Industrial stocks are showing strength.
The sector has surged more than 9 percent this year — the second-best performer behind only energy — and is on pace for its best month in more than two years.
Key player Boeing soared more than 6 percent in premarket trading on Wednesday after posting earnings that easily topped analyst estimates. But this followed a disappointing quarter for Caterpillar. On Tuesday, two market watchers advised investors to hold off buying the sector until the noise settles and there’s a better read on the sector as a whole.
“I don’t think it’s a buy anything in the sector setup, but I do believe that this week of earnings gives companies the way to restructure guidance because everything went bad in the fourth quarter,” Michael Bapis said on CNBC’s “Trading Nation.”
Bapis, managing director of Vios Advisors at Rockefeller Capital Management, said a favorable regulatory environment for multinational companies could push these stocks higher, but that investors should wait to “see what earnings look like this week” and “re-evaluate on Monday.”
Caterpillar rebounded Tuesday, after sliding more than 9 percent Monday — its worst day since 2011 — following earnings. Minnesota Mining and Manufacturing also moved higher Tuesday after beating top and bottom line estimates. The company did, however, lower its guidance. Industrial giants GE and Honeywell also report earnings this week, before the bell on Thursday and Friday respectively.
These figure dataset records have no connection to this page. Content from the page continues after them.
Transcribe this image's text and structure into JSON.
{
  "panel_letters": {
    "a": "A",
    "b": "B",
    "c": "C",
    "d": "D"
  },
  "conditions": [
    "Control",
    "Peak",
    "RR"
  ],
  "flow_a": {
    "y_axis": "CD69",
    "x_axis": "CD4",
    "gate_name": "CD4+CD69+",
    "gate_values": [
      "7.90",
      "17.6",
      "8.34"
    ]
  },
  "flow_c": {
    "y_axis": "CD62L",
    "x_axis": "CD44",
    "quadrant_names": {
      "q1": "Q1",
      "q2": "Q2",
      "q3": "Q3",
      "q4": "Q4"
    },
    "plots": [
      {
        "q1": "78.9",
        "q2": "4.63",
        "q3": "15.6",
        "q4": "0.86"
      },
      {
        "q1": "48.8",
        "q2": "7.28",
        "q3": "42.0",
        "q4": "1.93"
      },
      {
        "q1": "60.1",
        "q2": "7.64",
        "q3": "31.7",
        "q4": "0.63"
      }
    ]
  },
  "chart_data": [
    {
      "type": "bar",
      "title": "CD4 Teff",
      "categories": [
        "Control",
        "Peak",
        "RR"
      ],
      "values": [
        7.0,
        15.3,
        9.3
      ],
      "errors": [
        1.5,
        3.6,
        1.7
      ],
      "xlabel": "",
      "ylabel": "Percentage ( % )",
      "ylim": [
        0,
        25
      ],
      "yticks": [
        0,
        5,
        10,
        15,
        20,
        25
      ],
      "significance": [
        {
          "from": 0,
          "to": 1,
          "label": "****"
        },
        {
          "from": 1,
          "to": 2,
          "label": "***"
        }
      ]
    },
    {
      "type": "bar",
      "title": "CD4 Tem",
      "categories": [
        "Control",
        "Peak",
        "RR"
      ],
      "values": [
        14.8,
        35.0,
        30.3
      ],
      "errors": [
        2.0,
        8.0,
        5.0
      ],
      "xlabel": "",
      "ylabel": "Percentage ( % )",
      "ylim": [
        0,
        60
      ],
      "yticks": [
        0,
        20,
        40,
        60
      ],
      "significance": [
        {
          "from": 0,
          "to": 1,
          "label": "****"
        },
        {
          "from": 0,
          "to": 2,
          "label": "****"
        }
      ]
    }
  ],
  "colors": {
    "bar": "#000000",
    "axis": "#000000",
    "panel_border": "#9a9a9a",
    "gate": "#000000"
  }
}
Like Bapis, Miller Tabak’s Matt Maley isn’t buying the sector here despite recent strength.
“If you look at the chart on the XLI it bounced in late December off an incredibly important support level, its trend line going all the way back to the crisis lows back in 2009. Since then it’s rallied very strongly,” he said.
The XLI, an ETF that tracks the biggest industrial names, was trading around $70 on Tuesday. Maley says this is a key level for the ETF since it was previously the support level but is now the resistance line.
Essentially, $70 used to be the level that the ETF would bounce higher from after being in a downtrend, but after the broader sell-off in the fourth quarter, $70 became the high level that the ETF continuously struggled to stay above.
According to Maley, if the ETF can meaningfully break above $70, there could be more gains ahead.
“If it can [hold above $70], maybe it shows that all the concerns over global growth aren’t quite as bad as they thought they were,” he said, adding to “keep an eye on Honeywell, how things react to that later in the week.”